Although it takes time to become as engrossed in the continuing story as happened with the earlier revelations, it then becomes as enticing. The trial is left in abeyance, the reader having been told that it must begin anew after Royal’s death. There is now time to move away from the trial and Royal, and become immersed in the other narratives.
These are several. In the earlier part of the novel relationships are an important feature, and they remain so throughout. The moving glimpses into life in Ethiopia where a loving uncle has been forced to put his niece into an orphanage from where he is pleased to learn she will go to an American family contrast with the reality. The main character’s feelings about his own family, with the lovely pictures of an ageing father with his whimsical behaviour charted alongside his acute legal mind, and then his death are followed with stronger portraits of tea drinking moments in his sister’s café, and his marriage.

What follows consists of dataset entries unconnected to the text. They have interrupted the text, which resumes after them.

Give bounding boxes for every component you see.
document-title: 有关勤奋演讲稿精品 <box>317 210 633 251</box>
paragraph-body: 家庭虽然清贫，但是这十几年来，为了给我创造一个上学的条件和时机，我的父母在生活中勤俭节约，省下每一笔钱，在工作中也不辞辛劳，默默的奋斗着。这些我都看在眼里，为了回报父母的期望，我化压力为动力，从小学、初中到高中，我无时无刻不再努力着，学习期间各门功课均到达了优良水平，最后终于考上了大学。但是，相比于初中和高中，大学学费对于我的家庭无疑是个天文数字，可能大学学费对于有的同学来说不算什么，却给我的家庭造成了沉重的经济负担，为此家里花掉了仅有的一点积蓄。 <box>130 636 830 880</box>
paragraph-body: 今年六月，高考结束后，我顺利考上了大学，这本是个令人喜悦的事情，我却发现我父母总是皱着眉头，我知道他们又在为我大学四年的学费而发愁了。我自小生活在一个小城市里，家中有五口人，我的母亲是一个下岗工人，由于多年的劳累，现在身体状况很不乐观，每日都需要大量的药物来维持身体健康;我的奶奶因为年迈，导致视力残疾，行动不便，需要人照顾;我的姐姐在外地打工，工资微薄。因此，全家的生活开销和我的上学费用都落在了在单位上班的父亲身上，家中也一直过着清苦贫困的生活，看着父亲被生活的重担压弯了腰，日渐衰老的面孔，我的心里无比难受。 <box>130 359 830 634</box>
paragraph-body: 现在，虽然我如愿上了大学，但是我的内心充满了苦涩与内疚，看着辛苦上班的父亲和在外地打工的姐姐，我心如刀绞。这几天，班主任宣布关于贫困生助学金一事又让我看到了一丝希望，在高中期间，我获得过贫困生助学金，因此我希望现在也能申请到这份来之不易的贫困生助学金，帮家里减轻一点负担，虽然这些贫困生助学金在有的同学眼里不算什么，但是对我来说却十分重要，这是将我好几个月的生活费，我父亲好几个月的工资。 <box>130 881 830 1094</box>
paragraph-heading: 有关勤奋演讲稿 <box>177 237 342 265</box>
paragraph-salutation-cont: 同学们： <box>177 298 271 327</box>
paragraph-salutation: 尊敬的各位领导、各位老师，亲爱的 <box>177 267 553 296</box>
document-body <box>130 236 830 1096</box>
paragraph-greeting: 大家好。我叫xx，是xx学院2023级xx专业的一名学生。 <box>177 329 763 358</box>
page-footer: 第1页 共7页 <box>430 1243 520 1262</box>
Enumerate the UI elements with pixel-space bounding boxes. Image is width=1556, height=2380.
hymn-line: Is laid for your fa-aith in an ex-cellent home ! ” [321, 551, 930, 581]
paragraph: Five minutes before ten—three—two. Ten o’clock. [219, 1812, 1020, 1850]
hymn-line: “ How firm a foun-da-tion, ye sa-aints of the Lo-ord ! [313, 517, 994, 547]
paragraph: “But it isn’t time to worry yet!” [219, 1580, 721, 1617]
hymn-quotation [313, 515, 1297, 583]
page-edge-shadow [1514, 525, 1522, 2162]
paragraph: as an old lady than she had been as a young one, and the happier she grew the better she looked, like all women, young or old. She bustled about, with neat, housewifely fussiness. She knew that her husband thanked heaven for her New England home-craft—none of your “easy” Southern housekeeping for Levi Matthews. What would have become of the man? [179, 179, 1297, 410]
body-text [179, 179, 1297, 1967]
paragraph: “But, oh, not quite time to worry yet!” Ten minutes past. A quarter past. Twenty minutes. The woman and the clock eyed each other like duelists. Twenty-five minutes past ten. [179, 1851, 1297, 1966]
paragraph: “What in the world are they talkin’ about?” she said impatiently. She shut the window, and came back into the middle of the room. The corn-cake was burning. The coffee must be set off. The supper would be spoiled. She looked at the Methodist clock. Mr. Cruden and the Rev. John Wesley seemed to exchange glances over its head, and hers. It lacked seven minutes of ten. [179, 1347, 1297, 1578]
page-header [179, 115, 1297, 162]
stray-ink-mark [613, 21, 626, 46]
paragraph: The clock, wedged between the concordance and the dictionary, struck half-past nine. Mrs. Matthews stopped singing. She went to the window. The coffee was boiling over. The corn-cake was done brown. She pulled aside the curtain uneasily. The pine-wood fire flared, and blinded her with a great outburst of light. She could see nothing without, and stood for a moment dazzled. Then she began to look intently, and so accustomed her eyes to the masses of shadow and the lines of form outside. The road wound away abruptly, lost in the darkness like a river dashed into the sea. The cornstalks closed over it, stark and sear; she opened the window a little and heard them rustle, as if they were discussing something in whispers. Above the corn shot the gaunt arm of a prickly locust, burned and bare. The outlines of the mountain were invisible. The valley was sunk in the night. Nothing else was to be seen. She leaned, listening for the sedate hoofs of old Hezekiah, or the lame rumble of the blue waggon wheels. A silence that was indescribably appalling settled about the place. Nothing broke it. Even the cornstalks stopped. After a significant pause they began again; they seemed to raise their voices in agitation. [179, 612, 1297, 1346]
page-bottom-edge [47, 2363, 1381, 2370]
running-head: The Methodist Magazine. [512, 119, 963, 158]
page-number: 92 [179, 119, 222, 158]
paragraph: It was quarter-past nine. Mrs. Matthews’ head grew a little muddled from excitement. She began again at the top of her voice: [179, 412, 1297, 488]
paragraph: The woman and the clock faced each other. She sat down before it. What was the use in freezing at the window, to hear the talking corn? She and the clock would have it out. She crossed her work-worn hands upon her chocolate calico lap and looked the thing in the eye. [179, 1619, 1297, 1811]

Importantly, and linking so sharply with current American politics is the portrayal of the adoptive family, their values and their right to a legal defence. The ramifications of adoption, the American Constitution and the type of protection it provides, together with the contrast of what might be considered an unsatisfactory life with a truly horrendous life are raised. The result of the trial and the Judge’s perceptive remarks, which resonate all too vividly with some of the commentary alive in current political debate, provides a satisfying end to the legal story.
As this is an uncorrected proof no quotes can be included in this review. However, Royal’s legal observations, and later the Judge’s commentary on the outcome of the case, are precise and thoughtful. They make an outstanding contribution to current debate over the legal ramifications of political events in America.
This is a novel that resonates with feeling and delightful vignettes of a family who are comfortable with each other and their differences. In contrast, a family which cannot allow lives to flourish beyond their consent, presents a horrific story that has wider implications than the one at the centre of Royal’s last case. This is a novel to be read and pondered. It is a real triumph.